The healthcare industry "has always focused on care inside the hospital," Lee says. "But that is changing. Consumers want a connected healthcare experience." This means connecting with consumers at home and giving them a portal into the hospital that enables them to accomplish any tasks before they meet with a care provider.
Lee says UPMC has been actively integrating patient self-scheduling alongside other services, such as direct-to-consumer telehealth and remote patient monitoring. And they've been careful to include staff and clinicians in every step of the process. A health system, he says, shouldn't give its employees a new tool or platform and tell them to go try it out. They should include them in the planning and installation so that they already know all about it before anything goes live.
With patient self-scheduling, he says, "they have to learn to give up some control … but if you choose the right technology they will see why that has to happen."

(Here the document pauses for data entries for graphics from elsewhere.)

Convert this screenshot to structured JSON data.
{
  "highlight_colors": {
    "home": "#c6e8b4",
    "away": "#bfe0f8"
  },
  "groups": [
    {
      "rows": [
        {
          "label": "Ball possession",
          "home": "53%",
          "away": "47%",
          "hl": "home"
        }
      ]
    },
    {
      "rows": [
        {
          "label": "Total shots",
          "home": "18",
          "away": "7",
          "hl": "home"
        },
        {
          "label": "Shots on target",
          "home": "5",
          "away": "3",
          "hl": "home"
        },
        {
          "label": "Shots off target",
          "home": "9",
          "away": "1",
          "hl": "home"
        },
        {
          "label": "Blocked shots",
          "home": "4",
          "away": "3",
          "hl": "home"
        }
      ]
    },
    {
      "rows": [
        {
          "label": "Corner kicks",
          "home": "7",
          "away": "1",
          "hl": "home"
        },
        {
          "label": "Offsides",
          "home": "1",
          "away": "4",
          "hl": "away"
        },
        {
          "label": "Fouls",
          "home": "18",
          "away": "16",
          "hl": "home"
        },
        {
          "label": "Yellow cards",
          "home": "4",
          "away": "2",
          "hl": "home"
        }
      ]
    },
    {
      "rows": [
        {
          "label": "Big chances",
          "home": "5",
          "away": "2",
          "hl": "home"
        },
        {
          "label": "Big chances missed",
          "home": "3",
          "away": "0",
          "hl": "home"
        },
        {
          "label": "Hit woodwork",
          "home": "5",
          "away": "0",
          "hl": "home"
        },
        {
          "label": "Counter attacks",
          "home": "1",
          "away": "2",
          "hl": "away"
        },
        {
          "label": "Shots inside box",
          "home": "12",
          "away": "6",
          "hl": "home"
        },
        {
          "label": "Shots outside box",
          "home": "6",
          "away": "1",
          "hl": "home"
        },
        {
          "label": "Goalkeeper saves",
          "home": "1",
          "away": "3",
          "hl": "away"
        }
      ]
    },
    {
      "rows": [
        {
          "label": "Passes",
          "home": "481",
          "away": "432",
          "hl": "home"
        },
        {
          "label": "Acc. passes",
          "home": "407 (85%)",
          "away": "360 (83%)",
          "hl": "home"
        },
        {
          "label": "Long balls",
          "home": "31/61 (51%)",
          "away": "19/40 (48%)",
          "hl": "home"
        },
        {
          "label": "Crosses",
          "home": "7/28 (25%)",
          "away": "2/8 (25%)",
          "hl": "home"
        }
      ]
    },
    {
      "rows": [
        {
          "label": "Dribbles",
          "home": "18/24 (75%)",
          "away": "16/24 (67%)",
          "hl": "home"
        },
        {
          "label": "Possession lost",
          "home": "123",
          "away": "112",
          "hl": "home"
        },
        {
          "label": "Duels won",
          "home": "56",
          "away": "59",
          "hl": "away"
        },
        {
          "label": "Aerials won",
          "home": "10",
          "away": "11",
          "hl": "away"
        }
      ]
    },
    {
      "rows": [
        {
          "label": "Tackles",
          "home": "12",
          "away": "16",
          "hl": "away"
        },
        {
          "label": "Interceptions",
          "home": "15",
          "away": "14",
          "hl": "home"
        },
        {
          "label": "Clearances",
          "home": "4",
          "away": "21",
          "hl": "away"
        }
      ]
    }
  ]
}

See also: Online Patient Self-Scheduling Drives Growth of Inspira Health.
“We often think this is a technological problem, but it's not. It's a cultural problem and an organizational problem, and that needs to be changed. Organizations have to be committed to making this happen.”
— Joon S. Lee, MD, executive vice president of UPMC
Eric Wicklund is the Innovation and Technology Editor for HealthLeaders.
A recent survey by the Pittsburgh-based Center for Connected Medicine finds that 88% of health systems see patient-self-scheduling tools as a key investment, but only 3% have systems in place.
Many are having problems convincing clinicians and staff that the new technology will make things better for them, and clinicians are wary that the tools will take away their ability to manage their own schedules.
Joon S Lee, MD, executive vice president at UPMC, says it's important that health systems carefully plan out integration of patient self-scheduling tools, so that clinicians and staff understand the value of the technology and are on board when those services go live.